At times, accurate air strikes could cause real damage, but enough men and weapons came through the trail in order to prolong the war. Bombing by smaller planes rarely hit their targets. Tin also explains if the U. S. had concentrated its bombing efforts at one time in the north it could have proved to be more successful. Bombing however was expanded and in slow stages, providing the NVA time to prepare alternative routes of escape. Soviet aid was also given in the event that harvests were ruined by the U. S. bombing. Overall the U. S. bombing efforts were used to demoralize the NVA efforts in hopes to quickly end the war in the U.

S. favor (Ex: Rolling thunder). However all this did was raise the levels of bitterness and hatred, re-emphasizing commitment within the NV ranks. Traditional patriotism was strengthened as a result of persistent U. S. bombing efforts (Pg. 64). Besides ineffective air strikes the Saigon army was shaky and unstable, having fallen under American influence. Saigon’s army was left weak and vulnerable in the absence of U. S. forces. Tin argues that leadership was a problem among the South Vietnam generals. Junior officers were good, competent and ourageous, but lacked leadership in the face of battle (Pg. 63). During the war the Vietnamese public was told their efforts were to help liberate the country. Many people were swept up in the movement and many believed Vietnam would be rebuilt after the war. Many placed false hopes on international friends to assist in the reconstruction. Bui Tin argues, “Communist propaganda is good at painting one sided pictures. It never depicts the real problem” (Pg. 88). Tin explains that the Vietnamese were too short sighted in viewing the rest of the world objectively and learning from others (Pg. 8). The government placed in power initially claimed to be servants for the people, however in reality rarely listened to what the public had to say (Pg. 89). Tin blames the Vietnamese with being drunk with victory (Pg. 98). Leadership became laxed, intoxicated by victory. Most leaders were elderly and tended to focus more on their families and homes and properties. Many government officials became corrupt and succumbed to the lure of materialism, mainly because they lacked the education which forms the basis of human dignity (Pg. 98) (Uneducated leaders proved costly).

Along with poor, corrupt leadership strict political views and heavy and lengthy punishments were enforced on members of the former Saigon regime. Bui Tin argues these acts deliberately went against the original goals set during the fight to liberate and unite Vietnam. It lacked wisdom, belittling those in the south, Tin believed poor treatment in the south stemmed from a lack of moral values, many had become cruel under a Communist leadership. The government believed they were the only ones who mattered (Pg. 95) (education camps, in reality prisons for war and political prisoners).

This in the long run wasted a great deal of the nation’s talents (Children were punished because of who their parents were, from the south. Viewed as capitalists themselves, children were forced to go to work either in factories or in the country side, making it difficult to obtain a formal education. ) During the war the people of Vietnam united together in order to achieve victory in the face of foreign aggression. However, after the war people became more realistic, interested in profits while at the same time becoming less trusting.

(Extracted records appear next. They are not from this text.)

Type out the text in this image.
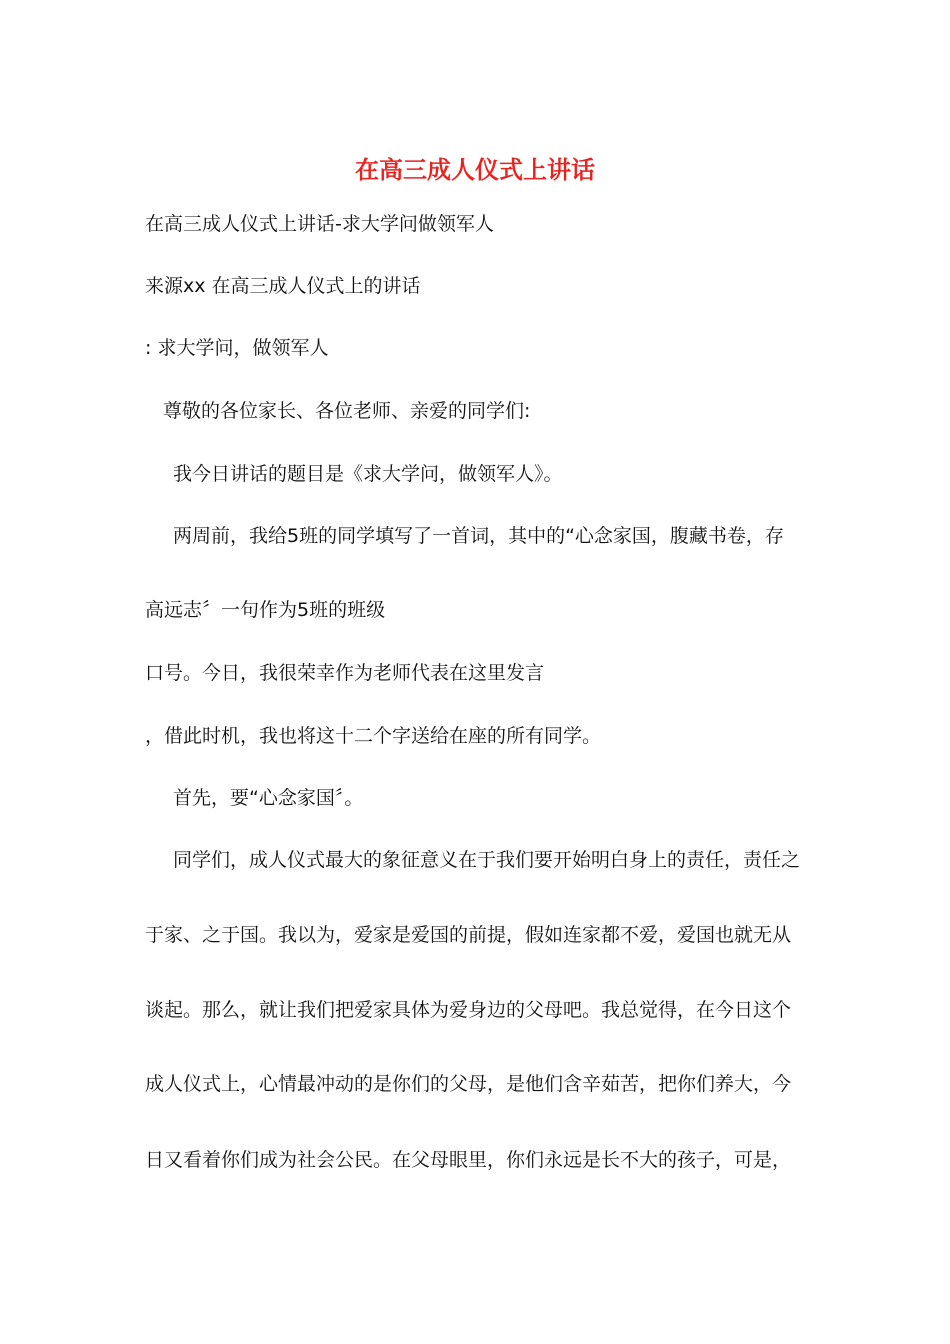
在高三成人仪式上讲话

在高三成人仪式上讲话-求大学问做领军人

来源xx 在高三成人仪式上的讲话

: 求大学问，做领军人

尊敬的各位家长、各位老师、亲爱的同学们:

我今日讲话的题目是《求大学问，做领军人》。

两周前，我给5班的同学填写了一首词，其中的“心念家国，腹藏书卷，存

高远志〞一句作为5班的班级

口号。今日，我很荣幸作为老师代表在这里发言

，借此时机，我也将这十二个字送给在座的所有同学。

首先，要“心念家国〞。

同学们，成人仪式最大的象征意义在于我们要开始明白身上的责任，责任之

于家、之于国。我以为，爱家是爱国的前提，假如连家都不爱，爱国也就无从

谈起。那么，就让我们把爱家具体为爱身边的父母吧。我总觉得，在今日这个

成人仪式上，心情最冲动的是你们的父母，是他们含辛茹苦，把你们养大，今

日又看着你们成为社会公民。在父母眼里，你们永远是长不大的孩子，可是，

The effects of post war Communism left Vietnam in decline, people’s standard of living was pitiful. Corruption flourished, spreading through the entire country (Pg. 102). Useless government projects only emphasized the government’s uselessness and close mindedness (“we cannot operate like capitalists” Pg. 105). “In the old days the party was clean, people had a high sense of self respect” (pg. 111). In the end Bui Tin questions whether the struggle for liberation was even necessary, and wonders if everyone would have been better off without it (pg. 65).